Passo à análise da dosimetria.
1ª FASE
Não há reforma a ser promovida. Mantida a pena-base em 01 (um) ano de detenção.
2ª FASE
No presente apelo, foi reconhecida a incidência da atenuante da confissão espontânea, prevista no art. 65, I, "d", do Código Penal. Além disso, na instância de origem, foram aplicadas as agravantes da reincidência (art. 61, I, do Código Penal), do motivo fútil (art. 61, II, "a", do Código Penal) e do crime praticado contra ascendente (art. 61, II, "e", do Código Penal), sendo esta última posteriormente afastada.
Portanto, promovo a compensação integral da atenuante da confissão com a agravante da reincidência e majoro a pena em 1/6, em razão da agravante do motivo fútil (art. 61, II, "a", do Código Penal).
Dessa forma, fica pena intermediária fixada em 1 (um) ano e 2 (dois) meses de detenção.
3ª FASE
Não há causas de aumento ou diminuição da pena.
Assim, a pena definitiva do acusado deve ser reduzida para 1 (um) ano e 2 (dois) meses de detenção.
Mantenho o regime aberto estipulado na sentença, com fundamento no artigo 33, §2º, "c", do Código Penal.
d) Da reparação de danos
A defesa do Apelante requer seja excluída ou que se reduza o quantum indenizatório inicialmente fixado, ante a ausência de comprovação do valor dos danos alegadamente sofridos e a desproporcionalidade entre o valor arbitrado e a condição pessoal do acusado.

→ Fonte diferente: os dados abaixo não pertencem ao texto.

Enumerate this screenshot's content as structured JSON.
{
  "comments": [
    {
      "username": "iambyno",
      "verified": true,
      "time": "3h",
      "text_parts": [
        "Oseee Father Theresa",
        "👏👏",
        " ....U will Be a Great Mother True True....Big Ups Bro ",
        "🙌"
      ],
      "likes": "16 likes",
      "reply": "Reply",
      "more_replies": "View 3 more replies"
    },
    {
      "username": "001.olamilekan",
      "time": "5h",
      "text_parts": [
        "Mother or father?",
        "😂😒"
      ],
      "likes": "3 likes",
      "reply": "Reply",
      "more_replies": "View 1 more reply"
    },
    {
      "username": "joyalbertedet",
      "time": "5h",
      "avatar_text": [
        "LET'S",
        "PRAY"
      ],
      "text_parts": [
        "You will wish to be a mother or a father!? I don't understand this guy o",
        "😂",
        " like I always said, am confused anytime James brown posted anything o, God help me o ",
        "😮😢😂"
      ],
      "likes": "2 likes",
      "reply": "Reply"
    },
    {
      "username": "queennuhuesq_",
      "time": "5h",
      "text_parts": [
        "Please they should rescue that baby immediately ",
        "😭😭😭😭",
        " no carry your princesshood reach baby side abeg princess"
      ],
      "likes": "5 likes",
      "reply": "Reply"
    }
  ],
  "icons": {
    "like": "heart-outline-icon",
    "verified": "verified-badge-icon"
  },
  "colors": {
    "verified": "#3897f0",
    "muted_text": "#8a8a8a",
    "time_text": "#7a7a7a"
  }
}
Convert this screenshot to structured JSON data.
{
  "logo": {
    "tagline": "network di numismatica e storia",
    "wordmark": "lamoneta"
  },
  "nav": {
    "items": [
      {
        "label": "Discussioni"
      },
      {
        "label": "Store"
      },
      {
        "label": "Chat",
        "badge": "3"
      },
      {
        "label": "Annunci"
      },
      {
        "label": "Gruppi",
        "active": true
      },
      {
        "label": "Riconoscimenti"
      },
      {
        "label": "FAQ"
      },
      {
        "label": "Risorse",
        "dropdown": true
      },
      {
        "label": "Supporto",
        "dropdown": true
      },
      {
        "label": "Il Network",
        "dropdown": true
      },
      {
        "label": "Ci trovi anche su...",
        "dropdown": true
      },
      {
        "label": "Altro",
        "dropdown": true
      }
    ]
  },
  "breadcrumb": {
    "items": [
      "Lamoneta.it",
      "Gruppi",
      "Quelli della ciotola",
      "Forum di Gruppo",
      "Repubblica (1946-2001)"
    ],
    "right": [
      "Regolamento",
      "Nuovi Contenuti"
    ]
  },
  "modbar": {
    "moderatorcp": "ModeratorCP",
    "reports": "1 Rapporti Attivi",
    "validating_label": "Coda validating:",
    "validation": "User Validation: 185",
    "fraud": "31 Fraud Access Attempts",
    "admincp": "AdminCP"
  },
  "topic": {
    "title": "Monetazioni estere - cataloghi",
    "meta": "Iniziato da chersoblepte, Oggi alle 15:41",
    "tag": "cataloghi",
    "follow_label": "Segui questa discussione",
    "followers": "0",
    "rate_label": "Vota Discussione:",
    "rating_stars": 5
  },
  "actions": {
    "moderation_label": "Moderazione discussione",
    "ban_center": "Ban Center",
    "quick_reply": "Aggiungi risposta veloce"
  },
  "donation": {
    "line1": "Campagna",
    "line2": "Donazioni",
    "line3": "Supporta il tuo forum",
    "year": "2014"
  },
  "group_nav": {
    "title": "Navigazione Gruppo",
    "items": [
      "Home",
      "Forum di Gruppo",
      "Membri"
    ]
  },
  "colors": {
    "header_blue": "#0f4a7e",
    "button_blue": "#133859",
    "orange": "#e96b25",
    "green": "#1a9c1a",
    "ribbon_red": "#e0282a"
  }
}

A Lei Maria da Penha visa coibir a violência de gênero, sendo estabelecido pela jurisprudência pátria que “Para incidência da Lei Maria da Penha, é necessário que a violência doméstica e familiar contra a mulher decorra de: (a) ação ou omissão baseada no gênero; (b) no âmbito da unidade doméstica, familiar ou relação de afeto; decorrendo daí (c) morte, lesão, sofrimento físico, sexual ou psicológico e dano moral ou patrimonial.” (HC n. 349.851/SP, relator Ministro Ribeiro Dantas, Quinta Turma, julgado em 28/11/2017, DJe de 4/12/2017).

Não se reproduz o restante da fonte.